Bertie and Victor Harding were the only sons of Joseph Samuel and Annie May Harding. The boys were close; as Victor described, they “were as two brothers seldom are, all in all to each other”. Although in separate units, the brothers “used to see each other as often as possible when we were out of the line, in fact it was the only thing we had to look forward to”.

Bertie Harding was killed during the 2nd Division assault on the German defensive position at Mont St Quentin on 31 August 1918. His brother, who had just returned to the front from leave in Paris, shared his grief with his aunt in Australia:

It has been the most miserable and desolate time of my life since he went … I am alone now, no one can ever take his place, and I can only hope that he is better off than we who are left behind. He knew the risk he was taking and never hesitated or flinched, and at least I must try and be worthy [of] the honour of calling him “brother”. All the time in Paris there enjoying myself my poor old Bert was lying in his shallow soldier’s grave on Mont St Quentin. Can I ever forget it?

Lieutenant Colonel Harry Downes

“War’s grim toll”

photographer unknown
Adelaide, c. 1919
AWM P10687.045.002

Other portraits offer a window onto the struggles faced by returned men after the war. One such story is that of Lieutenant Colonel Harry Downes, who was a decorated officer of the 48th Battalion and former adjutant. Downes took his life on 11 November 1931, 13 years after the war had ended.
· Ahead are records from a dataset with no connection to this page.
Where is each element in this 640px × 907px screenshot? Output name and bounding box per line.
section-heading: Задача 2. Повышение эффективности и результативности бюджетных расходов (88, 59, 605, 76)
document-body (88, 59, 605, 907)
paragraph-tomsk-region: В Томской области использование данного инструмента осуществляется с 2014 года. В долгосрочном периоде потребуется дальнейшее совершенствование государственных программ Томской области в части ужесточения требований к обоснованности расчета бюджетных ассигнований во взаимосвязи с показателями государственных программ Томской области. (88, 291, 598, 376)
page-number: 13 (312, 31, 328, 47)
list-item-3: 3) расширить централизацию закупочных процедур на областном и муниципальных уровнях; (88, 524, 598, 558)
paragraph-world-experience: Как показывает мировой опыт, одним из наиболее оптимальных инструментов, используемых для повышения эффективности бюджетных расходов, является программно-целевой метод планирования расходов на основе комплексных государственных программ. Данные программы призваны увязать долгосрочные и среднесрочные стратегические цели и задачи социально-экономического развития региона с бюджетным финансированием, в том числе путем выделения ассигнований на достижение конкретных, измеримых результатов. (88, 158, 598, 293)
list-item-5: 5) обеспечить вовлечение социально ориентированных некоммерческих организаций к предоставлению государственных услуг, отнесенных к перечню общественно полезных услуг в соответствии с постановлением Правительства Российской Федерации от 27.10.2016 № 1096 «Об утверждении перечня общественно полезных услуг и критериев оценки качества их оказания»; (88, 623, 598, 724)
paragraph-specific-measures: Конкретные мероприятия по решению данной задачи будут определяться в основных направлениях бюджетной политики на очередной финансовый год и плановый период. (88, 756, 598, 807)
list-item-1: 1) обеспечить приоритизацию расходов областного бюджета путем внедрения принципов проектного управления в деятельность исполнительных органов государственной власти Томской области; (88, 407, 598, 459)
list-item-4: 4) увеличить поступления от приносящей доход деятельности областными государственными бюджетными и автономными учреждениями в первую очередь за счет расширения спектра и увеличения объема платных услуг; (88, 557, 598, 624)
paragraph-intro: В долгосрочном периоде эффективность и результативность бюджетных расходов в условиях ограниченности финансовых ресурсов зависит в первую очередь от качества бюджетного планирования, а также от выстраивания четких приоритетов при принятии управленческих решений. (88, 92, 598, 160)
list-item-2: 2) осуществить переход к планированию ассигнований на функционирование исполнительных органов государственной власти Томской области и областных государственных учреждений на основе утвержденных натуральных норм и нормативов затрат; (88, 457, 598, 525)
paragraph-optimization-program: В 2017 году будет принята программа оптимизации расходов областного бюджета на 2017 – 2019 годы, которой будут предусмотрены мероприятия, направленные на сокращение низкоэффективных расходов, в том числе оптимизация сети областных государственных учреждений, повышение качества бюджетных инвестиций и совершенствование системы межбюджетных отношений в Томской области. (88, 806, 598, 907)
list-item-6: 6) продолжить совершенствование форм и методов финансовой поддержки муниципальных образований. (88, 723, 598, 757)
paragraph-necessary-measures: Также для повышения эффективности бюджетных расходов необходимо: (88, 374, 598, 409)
Only a few months before, he had been a pallbearer at the funeral of Captain David Twining (known as Don Ack Toc), a fellow battalion member who had committed suicide. Downes had contributed to Twining’s obituary in the returned soldiers’ journal Reveille; these words would become his own epitaph:

To some people the war finished in 1918, but to those of us who understand, the Grim Reaper is still taking his toll, just as surely as he did at Messines or Passchendaele, and, to me, “Don Ack Toc” has gone to join his comrades of Gallipoli and Flanders, “killed in action” just as surely as if he had “stopped it” in the strenuous days of 1914–1918.

Matron Mary “Bessie” Pocock

“I am an old warrior”

photographer unknown
Australia, c. 1919–25
AWM P10266.096

Matron Mary “Bessie” Pocock was a self-proclaimed “old-warrior”. A dedicated career nurse and decorated veteran of the Boer War, she was among the first contingent of nurses to embark Australia in 1914.

During her service with the AIF she worked as a senior sister in hospitals in Cairo and Ismailia in Egypt before taking up duty as a matron on board the hospital ship Assaye, which transported wounded soldiers to England. She went on to serve in France, Belgium, and Britain. Matron Pocock was awarded the Royal Red Cross, and was later twice Mentioned in Despatches.

Matron Pocock continued caring for servicemen after the war while working at Gladesville mental hospital, and she later opened a convalescence hospital in Chatswood called “Ismailia”. She never married, and lived with her brother, sister, and nieces until her death on 16 July 1946.

Unknown soldier

Fate unknown

Arthur and Son
Mount Gambier, South Australia, c. 1915–19
AWM P06001.001

One of the final photographs in the ribbon is of an anonymous soldier bearing the scars of war. His name and fate are unknown but he is representative of the more than 2,200 soldier amputees who had returned to Australia by 1919. The Armistice may have marked the end of the war, but for many returned soldiers and their families it signalled the start of years of struggle, sacrifice, and rehabilitation.